Il 2023 è stato, però, anche un anno molto difficile e doloroso, specie per la nostra piccola comunità di studiosi amici, perché, a distanza di qualche settimana, l’estate ci ha portato via sia Anna Oppido – la nostra amata editrice – sia Giorgio Patrizi, valente intellettuale, prezioso membro del Comitato Scientifico del periodico fin dagli albori e, infine, carissimo sodale. Anna e Giorgio avevano pure lavorato assieme, tempo fa, perché per alcuni anni Giorgio aveva tenuto corsi di formazione letteraria nella gloriosa scuola secondaria superiore romana – l’Istituto tecnico-commerciale “Duca degli Abruzzi” di via Palestro – ove insegnava storia e letteratura italiana Anna, mia madre. Ci sarà tempo e modo di ricordare entrambi più lungamente e in maniera più consona all’importanza del ruolo che hanno rivestito in questo progetto e nelle nostre vite, ma è apparso giusto e doveroso nominarli già in apertura del primo numero di «Diacritica» che purtroppo si trova a registrare, con amarezza e impotenza, la loro dolorosa mancanza.
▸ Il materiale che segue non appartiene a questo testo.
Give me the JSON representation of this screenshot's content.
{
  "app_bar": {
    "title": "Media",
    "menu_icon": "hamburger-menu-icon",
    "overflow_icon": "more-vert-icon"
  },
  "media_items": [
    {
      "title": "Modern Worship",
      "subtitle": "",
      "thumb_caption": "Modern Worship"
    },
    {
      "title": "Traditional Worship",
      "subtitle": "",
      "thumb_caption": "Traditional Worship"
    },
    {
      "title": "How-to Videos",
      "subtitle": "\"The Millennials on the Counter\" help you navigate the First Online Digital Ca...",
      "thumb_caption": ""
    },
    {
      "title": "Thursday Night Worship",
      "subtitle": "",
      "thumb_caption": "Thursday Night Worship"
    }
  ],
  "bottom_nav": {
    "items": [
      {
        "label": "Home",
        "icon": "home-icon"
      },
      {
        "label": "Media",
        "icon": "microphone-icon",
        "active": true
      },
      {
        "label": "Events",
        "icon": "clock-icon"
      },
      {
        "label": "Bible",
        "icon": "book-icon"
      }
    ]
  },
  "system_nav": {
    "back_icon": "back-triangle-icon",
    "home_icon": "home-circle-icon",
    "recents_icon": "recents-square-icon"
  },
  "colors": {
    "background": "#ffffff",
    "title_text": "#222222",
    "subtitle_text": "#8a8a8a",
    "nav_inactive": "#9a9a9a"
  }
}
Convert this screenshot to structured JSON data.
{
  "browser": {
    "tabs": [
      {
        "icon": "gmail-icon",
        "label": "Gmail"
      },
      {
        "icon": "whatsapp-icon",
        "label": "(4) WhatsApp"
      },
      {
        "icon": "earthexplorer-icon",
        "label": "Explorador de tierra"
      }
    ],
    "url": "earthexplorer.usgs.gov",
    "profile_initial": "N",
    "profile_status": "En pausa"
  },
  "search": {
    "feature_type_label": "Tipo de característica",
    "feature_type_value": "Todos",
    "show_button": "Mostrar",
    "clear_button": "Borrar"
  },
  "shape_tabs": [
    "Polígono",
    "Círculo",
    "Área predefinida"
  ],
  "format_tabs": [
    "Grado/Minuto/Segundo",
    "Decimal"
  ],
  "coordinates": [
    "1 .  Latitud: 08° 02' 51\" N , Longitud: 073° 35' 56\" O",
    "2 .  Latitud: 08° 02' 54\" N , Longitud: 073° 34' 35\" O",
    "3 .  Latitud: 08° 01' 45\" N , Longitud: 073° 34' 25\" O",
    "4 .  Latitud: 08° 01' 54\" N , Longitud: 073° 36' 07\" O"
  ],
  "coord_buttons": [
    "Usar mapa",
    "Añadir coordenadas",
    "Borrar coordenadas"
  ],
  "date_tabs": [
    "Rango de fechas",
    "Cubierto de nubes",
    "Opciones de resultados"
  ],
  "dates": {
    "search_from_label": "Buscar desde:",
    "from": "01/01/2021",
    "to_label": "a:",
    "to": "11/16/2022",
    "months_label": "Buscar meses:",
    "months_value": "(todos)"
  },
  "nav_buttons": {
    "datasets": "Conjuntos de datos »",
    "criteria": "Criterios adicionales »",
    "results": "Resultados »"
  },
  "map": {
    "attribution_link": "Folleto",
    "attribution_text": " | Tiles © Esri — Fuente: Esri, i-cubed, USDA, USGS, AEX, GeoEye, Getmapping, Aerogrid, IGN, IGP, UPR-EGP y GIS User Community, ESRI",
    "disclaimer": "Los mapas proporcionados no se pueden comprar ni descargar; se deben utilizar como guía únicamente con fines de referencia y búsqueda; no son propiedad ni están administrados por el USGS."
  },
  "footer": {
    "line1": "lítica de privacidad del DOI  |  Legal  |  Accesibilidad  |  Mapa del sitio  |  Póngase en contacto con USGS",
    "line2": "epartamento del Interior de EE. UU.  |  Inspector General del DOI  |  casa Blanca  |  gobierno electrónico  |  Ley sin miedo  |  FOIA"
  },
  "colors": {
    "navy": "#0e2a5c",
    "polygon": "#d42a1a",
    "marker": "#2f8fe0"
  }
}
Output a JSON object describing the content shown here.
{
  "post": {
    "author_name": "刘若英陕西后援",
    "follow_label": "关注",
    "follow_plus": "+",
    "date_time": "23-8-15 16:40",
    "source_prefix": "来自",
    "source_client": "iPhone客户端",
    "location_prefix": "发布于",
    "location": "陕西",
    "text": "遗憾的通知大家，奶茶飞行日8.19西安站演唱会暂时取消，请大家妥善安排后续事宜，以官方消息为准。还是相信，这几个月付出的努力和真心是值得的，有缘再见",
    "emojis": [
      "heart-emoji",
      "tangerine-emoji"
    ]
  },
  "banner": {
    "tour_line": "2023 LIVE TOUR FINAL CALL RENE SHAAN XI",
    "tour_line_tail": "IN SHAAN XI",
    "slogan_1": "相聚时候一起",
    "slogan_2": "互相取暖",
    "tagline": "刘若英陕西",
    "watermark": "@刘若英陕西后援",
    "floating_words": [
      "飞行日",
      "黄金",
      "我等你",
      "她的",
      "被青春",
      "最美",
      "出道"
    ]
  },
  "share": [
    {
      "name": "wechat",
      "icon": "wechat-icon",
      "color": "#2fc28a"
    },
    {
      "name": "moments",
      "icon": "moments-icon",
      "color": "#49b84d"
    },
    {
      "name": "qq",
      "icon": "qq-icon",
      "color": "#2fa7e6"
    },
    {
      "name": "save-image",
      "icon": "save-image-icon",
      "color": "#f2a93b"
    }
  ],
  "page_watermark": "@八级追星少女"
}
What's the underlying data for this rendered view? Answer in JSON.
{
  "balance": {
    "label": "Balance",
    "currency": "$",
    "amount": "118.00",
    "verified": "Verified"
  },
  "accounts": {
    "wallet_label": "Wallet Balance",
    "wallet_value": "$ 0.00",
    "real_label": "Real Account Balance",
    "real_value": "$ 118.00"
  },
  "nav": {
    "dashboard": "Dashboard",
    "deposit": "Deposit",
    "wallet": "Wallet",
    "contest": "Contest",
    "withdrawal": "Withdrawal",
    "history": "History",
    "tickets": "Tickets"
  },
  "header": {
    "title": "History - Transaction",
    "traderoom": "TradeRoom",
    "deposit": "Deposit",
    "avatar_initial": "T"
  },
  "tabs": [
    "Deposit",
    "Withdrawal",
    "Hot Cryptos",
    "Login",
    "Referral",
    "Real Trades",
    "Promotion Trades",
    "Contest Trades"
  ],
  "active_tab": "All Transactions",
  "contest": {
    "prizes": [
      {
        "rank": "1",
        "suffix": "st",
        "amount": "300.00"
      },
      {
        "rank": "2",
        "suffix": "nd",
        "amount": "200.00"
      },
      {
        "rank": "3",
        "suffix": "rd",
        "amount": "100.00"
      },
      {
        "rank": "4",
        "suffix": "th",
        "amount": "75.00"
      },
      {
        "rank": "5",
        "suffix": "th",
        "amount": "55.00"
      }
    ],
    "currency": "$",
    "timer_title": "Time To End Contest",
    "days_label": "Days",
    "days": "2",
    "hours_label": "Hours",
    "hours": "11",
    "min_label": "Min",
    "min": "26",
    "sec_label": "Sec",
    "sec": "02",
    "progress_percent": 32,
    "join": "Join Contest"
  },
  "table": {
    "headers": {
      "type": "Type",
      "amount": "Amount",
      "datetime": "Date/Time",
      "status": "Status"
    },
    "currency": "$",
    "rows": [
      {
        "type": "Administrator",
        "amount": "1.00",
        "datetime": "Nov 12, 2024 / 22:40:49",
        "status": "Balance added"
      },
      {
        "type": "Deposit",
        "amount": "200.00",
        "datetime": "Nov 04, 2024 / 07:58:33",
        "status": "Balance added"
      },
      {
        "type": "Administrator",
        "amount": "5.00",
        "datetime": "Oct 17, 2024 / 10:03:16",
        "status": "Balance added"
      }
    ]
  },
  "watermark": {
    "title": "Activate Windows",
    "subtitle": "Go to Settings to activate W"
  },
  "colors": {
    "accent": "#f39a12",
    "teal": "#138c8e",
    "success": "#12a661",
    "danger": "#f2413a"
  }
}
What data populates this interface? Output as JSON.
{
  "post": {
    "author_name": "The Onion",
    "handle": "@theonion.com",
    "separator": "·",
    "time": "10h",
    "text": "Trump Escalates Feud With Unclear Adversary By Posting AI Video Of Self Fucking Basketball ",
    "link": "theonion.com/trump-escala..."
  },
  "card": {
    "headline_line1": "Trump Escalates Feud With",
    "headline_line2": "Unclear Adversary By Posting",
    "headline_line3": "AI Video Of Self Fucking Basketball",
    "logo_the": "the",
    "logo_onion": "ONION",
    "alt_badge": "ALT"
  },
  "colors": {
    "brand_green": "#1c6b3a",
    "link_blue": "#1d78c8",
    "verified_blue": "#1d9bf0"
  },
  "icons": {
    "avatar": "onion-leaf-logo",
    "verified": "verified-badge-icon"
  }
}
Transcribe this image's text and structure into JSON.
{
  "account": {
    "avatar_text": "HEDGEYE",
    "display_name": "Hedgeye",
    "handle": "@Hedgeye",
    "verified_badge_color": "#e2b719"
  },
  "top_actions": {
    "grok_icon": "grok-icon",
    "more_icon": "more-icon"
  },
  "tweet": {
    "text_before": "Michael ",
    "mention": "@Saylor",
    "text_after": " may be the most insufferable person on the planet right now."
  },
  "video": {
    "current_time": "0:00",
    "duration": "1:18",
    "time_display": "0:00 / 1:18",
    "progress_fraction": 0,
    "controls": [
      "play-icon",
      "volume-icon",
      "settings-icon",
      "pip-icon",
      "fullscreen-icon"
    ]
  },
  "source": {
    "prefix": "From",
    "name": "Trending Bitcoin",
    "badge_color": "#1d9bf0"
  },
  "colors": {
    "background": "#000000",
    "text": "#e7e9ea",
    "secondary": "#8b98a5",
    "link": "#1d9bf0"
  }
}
Anche per loro il nostro lavoro prosegue, con la pubblicazione degli Atti della prestigiosa Giornata di Studi in onore di Mario Pomilio, tenutasi a Vercelli il 21 marzo 2023 presso la sede di Palazzo Tartara dell’Università del Piemonte Orientale e promossa dal Comitato nazionale per le celebrazioni del centenario della nascita di Mario Pomilio, istituito il 5 luglio 2021 con decreto del Ministero della Cultura: inutile sottolineare che siamo davvero onorati e orgogliosi di ospitarli.